Prof de Búrca again observed that the law number of cases overall is striking, and she wondered why there are so few in general, and why the majority of cases have been in the field of age discrimination. She posited that this may in part be because age affects everyone, and discrimination on that ground is more visible than on many other prohibited grounds, where it’s overt. Moreover, in many contexts of discrimination, those affected are often less resourced, so it is important that equality bodies, and non-governmental organisations can support litigation (as OSI did in Nikolova (above)). For all of these reasons, a study of what’s going on at domestic level is necessary. She reported her preliminary view of a survey of several jurisdictions, which found similar patterns in higher courts: more litigation relating age discrimination, less relating to race, religion, disability and sexual orientation. The only exception is the UK, where there are large numbers of cases across all of the prohibited grounds. Having implemented the full EU equality acquis, most Member States have active patterns of litigation, but this is very often before specialist tribunals, from which, for reasons of costs, domestic appeals or CJEU references, are constrained. Cases do reach upper courts, but in low numbers; the numbers are uneven across grounds; and, even here, there seems to be some reluctance to refer issues to the CJEU. In the UK, in particular, many cases, even in the higher courts, tend to be decided on the basis only of the national implementing law, and not on the basis of the underlying or transposed EU principles.
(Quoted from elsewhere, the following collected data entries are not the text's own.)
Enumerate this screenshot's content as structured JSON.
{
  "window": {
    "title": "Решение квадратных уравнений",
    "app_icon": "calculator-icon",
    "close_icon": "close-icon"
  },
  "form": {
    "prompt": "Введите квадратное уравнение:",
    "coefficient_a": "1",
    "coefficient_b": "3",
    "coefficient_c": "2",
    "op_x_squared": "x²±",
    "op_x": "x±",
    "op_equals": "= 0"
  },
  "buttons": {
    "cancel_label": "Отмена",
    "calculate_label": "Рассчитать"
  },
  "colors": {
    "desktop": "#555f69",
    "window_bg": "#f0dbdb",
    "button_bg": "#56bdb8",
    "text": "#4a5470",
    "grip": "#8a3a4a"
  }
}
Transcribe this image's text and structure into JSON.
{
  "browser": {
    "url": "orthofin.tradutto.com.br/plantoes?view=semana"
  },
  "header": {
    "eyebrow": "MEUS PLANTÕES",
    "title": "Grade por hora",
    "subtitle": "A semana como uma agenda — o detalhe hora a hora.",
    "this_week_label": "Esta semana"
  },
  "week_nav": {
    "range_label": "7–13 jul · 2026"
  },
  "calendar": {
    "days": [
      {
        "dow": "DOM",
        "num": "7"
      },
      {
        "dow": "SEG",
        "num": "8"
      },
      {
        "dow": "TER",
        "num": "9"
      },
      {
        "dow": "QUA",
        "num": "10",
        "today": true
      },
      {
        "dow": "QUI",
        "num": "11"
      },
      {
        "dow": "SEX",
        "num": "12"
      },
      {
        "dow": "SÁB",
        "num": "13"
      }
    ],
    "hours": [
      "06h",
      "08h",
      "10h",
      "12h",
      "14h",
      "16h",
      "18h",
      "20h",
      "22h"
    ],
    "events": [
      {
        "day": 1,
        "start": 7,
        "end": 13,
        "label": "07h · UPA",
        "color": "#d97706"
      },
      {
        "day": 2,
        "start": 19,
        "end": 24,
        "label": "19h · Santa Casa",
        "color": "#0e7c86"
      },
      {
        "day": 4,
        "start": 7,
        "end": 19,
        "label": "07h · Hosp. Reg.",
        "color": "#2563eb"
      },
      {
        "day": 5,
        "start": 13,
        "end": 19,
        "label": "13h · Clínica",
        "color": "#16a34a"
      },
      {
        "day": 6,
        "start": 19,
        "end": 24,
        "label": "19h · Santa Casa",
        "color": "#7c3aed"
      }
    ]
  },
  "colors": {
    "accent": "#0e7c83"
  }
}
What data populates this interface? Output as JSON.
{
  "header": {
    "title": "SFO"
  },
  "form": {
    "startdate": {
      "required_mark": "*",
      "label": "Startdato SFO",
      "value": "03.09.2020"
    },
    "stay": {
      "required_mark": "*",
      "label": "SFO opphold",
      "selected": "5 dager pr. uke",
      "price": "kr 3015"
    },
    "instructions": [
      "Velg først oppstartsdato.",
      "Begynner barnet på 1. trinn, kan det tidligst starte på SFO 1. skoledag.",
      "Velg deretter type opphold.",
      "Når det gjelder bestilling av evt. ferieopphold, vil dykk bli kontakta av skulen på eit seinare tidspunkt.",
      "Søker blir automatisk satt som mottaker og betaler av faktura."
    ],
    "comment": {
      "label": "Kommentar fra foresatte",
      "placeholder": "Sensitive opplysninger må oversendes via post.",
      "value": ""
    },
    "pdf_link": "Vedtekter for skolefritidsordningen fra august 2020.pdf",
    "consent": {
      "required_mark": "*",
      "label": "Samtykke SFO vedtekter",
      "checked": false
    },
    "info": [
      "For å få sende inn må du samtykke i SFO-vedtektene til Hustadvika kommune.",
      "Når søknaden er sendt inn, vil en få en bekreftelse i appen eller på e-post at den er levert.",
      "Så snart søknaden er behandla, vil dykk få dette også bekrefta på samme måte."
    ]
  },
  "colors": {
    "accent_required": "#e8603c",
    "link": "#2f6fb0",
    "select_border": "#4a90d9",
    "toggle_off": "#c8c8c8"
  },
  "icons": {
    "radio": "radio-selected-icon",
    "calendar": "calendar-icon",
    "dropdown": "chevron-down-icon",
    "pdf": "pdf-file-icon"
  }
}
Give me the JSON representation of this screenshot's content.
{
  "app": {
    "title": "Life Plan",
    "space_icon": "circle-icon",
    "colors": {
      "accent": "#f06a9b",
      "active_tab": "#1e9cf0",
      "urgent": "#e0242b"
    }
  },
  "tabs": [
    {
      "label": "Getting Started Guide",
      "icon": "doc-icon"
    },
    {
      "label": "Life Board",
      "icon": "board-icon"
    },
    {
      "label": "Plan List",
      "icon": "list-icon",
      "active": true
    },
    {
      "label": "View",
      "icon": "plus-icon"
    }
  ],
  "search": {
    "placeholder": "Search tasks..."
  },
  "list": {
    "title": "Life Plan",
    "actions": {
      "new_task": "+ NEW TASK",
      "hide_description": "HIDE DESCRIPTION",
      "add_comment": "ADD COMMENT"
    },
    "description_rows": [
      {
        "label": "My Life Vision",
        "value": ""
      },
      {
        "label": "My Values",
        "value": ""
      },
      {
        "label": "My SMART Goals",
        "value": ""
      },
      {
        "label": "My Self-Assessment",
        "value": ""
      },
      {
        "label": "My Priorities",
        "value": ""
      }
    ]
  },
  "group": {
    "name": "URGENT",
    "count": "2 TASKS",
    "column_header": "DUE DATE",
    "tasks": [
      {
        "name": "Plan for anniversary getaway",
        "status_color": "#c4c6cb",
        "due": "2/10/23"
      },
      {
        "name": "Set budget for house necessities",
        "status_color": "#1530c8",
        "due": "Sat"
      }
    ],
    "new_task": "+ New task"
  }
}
Against this backdrop, Prof de Búrca concluded that it would be too much to claim that EU anti-discrimination law is in decline, but she did conclude that the CJEU is increasingly taking a cautious approach, and she speculated that there may be four reasons for this:
1. perhaps because these are times of cricis, including especially a crisis of legitimacy for the EU when all of its institutions are coming under increasing scrutiny, the Court may feel the need to take a prudent approach;
2. the political opposition to the Directive proposed in 2009 may have induced caution against overreach on the part of the Court;
3. the new grounds are more politically, socially and religiously, contested than gender was; and
4. the 2000 Directives are hedged with exclusions, and the Court may be reflecting that ambivalence.
All in all, she concluded that the Court has not retreated; it is finding a path in a new context. More generally, EU anti-discrimination law isn’t in decline, it has entered a new and more complex phase. Taking a long view, the 13 years the two 2000 Directives have been in force are still early days; and, as the volume of cases increases, both domestically and in the CJEU, we may enter upon an era of the same strong protection of transnational EU equality principles as developed heretofore in gender cases. The presentation concluded with a lively question and answer session, with questions in particular from John Temple Lang, Anthony Kerr, Marguerite Bolger SC, and Cliona Kimber.
It is entirely appropriate that (as I complete this post on International Day Against Homophobia, Transphobia and Biphobia, founded inter alia to draw attention to the discrimination experienced by LGBTI people worldwide) Prof de Búrca’s lecture concluded, not with the decline of EU anti-discrimination law, but with hope for its future. Given that Arthur Browne was a keen defender of the rule of law, and a strong proponent of the virtues of civil law (that is: Roman law, the EU law of its day), there could be no more fitting inaugural lecture in his honour and memory.